Gabriel Hendifar: Lighting is magic, like jewelry. It is relatively unburdened by function, unlike a chair, table or chest of drawers. I believe illuminated objects can become vessels for meaning and communicate an emotion or a story.
WWD: Can you tell us more about the tribute to your Iranian family at the new London gallery?
G.H.: We’ve commissioned a number of portraits of women in my family who are important to me for the space — including my grandmother and my mother. The feeling of being in a new place with something to prove is familiar to me from my childhood as a first generation Iranian-American growing up in Los Angeles. My instinct was to bring my family with me to this new place, both for a sense of love and security, and also to project the energy of gracious hospitality that the women in my family taught me.
WWD: What was it like transitioning from fashion to lighting? Why did this happen?
G.H.: I think the most important thing I learned in fashion is that objects have the power to tell us something about ourselves that we want to believe. The moment when you put a garment on your body, and you feel something that convinces you that you must have it — that moment of absolute desire is what I aim for in the objects we create.
I began making lighting because I couldn’t find what I wanted to live with in my own home, and in that way it was a very personal exploration. It’s always about desire — do I want this? And if I want it, will our audience want it?
WWD: What is your strategy in the near term?
G.H.: Our strategy is always to make objects that celebrate craftsmanship and the human hand, and to tell compelling and seductive stories.

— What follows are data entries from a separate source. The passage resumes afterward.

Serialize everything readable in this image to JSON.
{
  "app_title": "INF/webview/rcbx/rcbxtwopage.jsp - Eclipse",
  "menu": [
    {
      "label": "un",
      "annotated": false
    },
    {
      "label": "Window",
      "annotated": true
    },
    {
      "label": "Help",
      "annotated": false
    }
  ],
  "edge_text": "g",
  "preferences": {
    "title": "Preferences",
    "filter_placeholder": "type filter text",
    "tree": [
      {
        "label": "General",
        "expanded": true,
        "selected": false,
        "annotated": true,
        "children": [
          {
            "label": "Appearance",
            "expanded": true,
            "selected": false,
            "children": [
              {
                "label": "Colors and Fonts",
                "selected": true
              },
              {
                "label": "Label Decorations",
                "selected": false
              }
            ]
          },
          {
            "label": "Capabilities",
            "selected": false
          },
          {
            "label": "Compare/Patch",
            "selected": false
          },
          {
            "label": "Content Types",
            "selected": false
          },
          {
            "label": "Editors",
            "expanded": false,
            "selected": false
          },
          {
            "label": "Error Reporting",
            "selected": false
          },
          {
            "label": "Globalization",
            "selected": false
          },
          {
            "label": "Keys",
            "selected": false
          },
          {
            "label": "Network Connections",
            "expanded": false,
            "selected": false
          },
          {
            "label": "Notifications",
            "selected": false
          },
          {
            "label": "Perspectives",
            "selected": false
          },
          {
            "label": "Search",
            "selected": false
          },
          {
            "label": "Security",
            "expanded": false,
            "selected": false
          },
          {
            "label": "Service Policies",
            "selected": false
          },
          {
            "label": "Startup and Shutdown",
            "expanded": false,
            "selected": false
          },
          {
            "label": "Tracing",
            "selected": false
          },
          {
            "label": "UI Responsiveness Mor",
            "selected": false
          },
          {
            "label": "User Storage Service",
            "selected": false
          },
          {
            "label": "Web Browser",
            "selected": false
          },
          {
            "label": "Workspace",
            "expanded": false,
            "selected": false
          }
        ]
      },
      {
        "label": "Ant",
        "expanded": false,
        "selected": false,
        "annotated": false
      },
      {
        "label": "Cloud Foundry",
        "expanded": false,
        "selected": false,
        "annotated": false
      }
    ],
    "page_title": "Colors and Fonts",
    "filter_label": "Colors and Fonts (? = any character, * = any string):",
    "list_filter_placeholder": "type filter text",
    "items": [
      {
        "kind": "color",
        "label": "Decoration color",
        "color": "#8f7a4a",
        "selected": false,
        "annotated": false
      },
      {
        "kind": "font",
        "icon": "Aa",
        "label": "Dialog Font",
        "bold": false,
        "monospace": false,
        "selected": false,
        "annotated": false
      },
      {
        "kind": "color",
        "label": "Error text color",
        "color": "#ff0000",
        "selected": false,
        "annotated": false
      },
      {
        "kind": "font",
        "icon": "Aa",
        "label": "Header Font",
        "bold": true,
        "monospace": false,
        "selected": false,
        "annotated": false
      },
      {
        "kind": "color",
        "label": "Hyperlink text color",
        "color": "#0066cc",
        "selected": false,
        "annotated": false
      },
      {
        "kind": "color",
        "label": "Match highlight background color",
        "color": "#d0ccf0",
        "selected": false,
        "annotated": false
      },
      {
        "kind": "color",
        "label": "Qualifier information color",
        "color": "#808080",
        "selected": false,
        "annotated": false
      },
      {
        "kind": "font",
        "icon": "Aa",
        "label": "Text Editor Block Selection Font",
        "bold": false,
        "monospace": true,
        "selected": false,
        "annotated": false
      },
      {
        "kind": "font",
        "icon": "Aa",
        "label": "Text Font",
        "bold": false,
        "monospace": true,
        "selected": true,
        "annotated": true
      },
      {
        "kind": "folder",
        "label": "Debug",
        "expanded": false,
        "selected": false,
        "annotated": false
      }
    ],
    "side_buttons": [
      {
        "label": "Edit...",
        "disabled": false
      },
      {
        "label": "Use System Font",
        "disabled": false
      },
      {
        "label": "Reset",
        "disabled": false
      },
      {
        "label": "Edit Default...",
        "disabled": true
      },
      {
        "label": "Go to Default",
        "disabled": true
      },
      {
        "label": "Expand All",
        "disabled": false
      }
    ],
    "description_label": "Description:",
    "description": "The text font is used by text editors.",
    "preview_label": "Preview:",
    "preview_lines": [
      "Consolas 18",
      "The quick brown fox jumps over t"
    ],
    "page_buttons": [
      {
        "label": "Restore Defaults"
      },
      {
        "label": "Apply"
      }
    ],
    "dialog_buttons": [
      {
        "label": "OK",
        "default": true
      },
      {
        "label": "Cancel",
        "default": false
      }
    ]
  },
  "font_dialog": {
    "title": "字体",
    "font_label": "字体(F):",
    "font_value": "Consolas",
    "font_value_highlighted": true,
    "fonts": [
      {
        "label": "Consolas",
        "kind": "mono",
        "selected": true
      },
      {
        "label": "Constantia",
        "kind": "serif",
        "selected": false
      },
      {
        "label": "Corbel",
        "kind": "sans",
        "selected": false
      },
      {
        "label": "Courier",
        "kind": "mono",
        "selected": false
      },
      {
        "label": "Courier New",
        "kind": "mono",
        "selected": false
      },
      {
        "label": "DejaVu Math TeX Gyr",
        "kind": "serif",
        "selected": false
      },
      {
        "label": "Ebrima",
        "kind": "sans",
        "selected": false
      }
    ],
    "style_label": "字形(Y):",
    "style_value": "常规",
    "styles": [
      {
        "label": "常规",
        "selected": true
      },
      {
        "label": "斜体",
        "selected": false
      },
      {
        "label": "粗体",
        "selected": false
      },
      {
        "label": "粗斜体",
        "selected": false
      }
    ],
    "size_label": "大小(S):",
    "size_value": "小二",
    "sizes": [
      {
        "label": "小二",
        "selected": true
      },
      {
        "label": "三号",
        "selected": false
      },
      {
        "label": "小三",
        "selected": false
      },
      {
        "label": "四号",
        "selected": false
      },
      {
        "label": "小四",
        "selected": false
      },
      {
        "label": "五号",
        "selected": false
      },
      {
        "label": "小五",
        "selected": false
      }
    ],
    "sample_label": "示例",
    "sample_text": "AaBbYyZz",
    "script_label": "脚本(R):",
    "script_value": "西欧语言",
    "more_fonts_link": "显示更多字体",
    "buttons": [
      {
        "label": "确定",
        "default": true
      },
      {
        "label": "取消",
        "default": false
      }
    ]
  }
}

WWD: What sort of clients do you have in London? Why London and not Milan or Dubai?
G.H.: London is obviously a center for design in the U.K., but beyond that it is a window into the rest of Europe, the Middle East and Asia. It allows us to present a seductive and compelling story to a broad, international audience. Our clientele range from architects and interior designers to design-savvy fashion consumers who want to bring the same level of sophistication to their home as they create in their closet. I think part of our success is that we exist outside the trend cycle. My goal is to render a piece that you bought five years ago as equally relevant as the piece you will buy in five years, and for them to create a dialogue.